Acts 2:2 - Ellicott's Commentary On The Whole Bible

Bible Comments

Each aspect of the old Feast of Weeks, now known as Pentecost, or the “Fiftieth-day” Feast, presented a symbolic meaning which made it, in greater or less measure, typical of the work now about to be accomplished. It was the “feast of harvest, the feast of the firstfruits;” and so it was meet that it should witness the first great gathering of the fields that were white to harvest (Exodus 23:16). It was one on which, more than on any other, the Israelite was to remember that he had been a bondsman in the land of Egypt, and had been led forth to freedom (Deuteronomy 16:12), and on it, accordingly, they were to do no servile work (Leviticus 23:31); and it was, therefore, a fit time for the gift of the Spirit, of whom it was emphatically true that “where the Spirit of the Lord is, there is liberty” (2 Corinthians 3:17), and who was to guide the Church into the truth which should make men free indeed (John 8:32). It was a day on which sacrifices of every kind were offered — burnt offerings, and sin offerings, and meat offerings, and peace offerings — and so represented the consecration of body, soul, and spirit as a spiritual sacrifice (Leviticus 23:17-20). As on the Passover the first ripe sheaf of corn was waved before Jehovah as the type of the sacrifice of Christ, of the corn of wheat which is not quickened except it die (Leviticus 23:10; John 12:24), so on Pentecost two wave-loaves of fine flour were to be offered, the type, it may be, under the light now thrown on them, of the Jewish and the Gentile Churches (Leviticus 23:17). And these loaves were to be leavened, as a witness that the process of the contact of mind with mind, which — as the prohibition of leaven in the Passover ritual bore witness — is naturally so fruitful in evil, might yet, under a higher influence, become one of unspeakable good: the new life working through the three measures of meal until the whole was leavened. (See Note on Matthew 13:33.)

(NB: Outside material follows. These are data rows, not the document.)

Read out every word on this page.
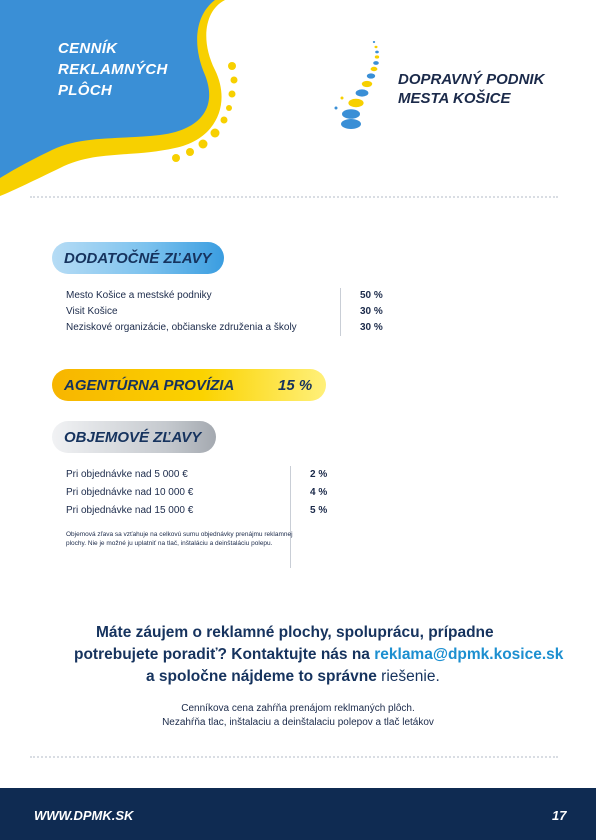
CENNÍK
REKLAMNÝCH
PLÔCH
DOPRAVNÝ PODNIK
MESTA KOŠICE
DODATOČNÉ ZĽAVY
Mesto Košice a mestské podniky
Visit Košice
Neziskové organizácie, občianske združenia a školy
50 %
30 %
30 %
AGENTÚRNA PROVÍZIA	15 %
OBJEMOVÉ ZĽAVY
Pri objednávke nad 5 000 €
Pri objednávke nad 10 000 €
Pri objednávke nad 15 000 €
2 %
4 %
5 %
Objemová zľava sa vzťahuje na celkovú sumu objednávky prenájmu reklamnej plochy. Nie je možné ju uplatniť na tlač, inštaláciu a deinštaláciu polepu.
Máte záujem o reklamné plochy, spoluprácu, prípadne
potrebujete poradiť? Kontaktujte nás na reklama@dpmk.kosice.sk
a spoločne nájdeme to správne riešenie.
Cenníkova cena zahŕňa prenájom reklmaných plôch.
Nezahŕňa tlac, inštalaciu a deinštalaciu polepov a tlač letákov
WWW.DPMK.SK	17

(2) And suddenly there came a sound from heaven.... — The description reminds us of the “sound of a trumpet” (Exodus 19:19; Hebrews 12:19) on Sinai, of the “great and strong wind” that rent the mountains on Horeb (1 Kings 19:11). Such a wind was now felt and heard, even as the wind, the breath, the Spirit of God, had moved upon the face of the waters, quickening them into life (Genesis 1:2).

A rushing mighty wind. — Better, a mighty breath borne onwards, so as to connect the English, as the Greek is connected, with St. Peter’s words that, “holy men of old spake as they were moved (literally, borne on) by the Holy Ghost” (2 Peter 1:21). The Greek word for “wind” is not that commonly so translated (anemos), but one from the same root as the Greek for “Spirit” (Pnoè and Pneuma — both from Pneô, “I breathe”), and rendered “breath” in Acts 17:25. It is obviously chosen here as being better fitted than the more common word for the supernatural inbreathing of which they were conscious, and which to many must have recalled the moment when their Lord had “breathed on them, and said, Receive ye the Holy Ghost” (John 20:22). Now, once more, they felt that light yet awful breathing which wrought every nerve to ecstasy; and it filled “the whole house,” as if in token of the wide range over which the new spiritual power was to extend its working, even unto the whole Church, which is the House of God (1 Timothy 3:15), and to the uttermost parts of the earth.

Acts 2:2

2 And suddenly there came a sound from heaven as of a rushing mighty wind, and it filled all the house where they were sitting.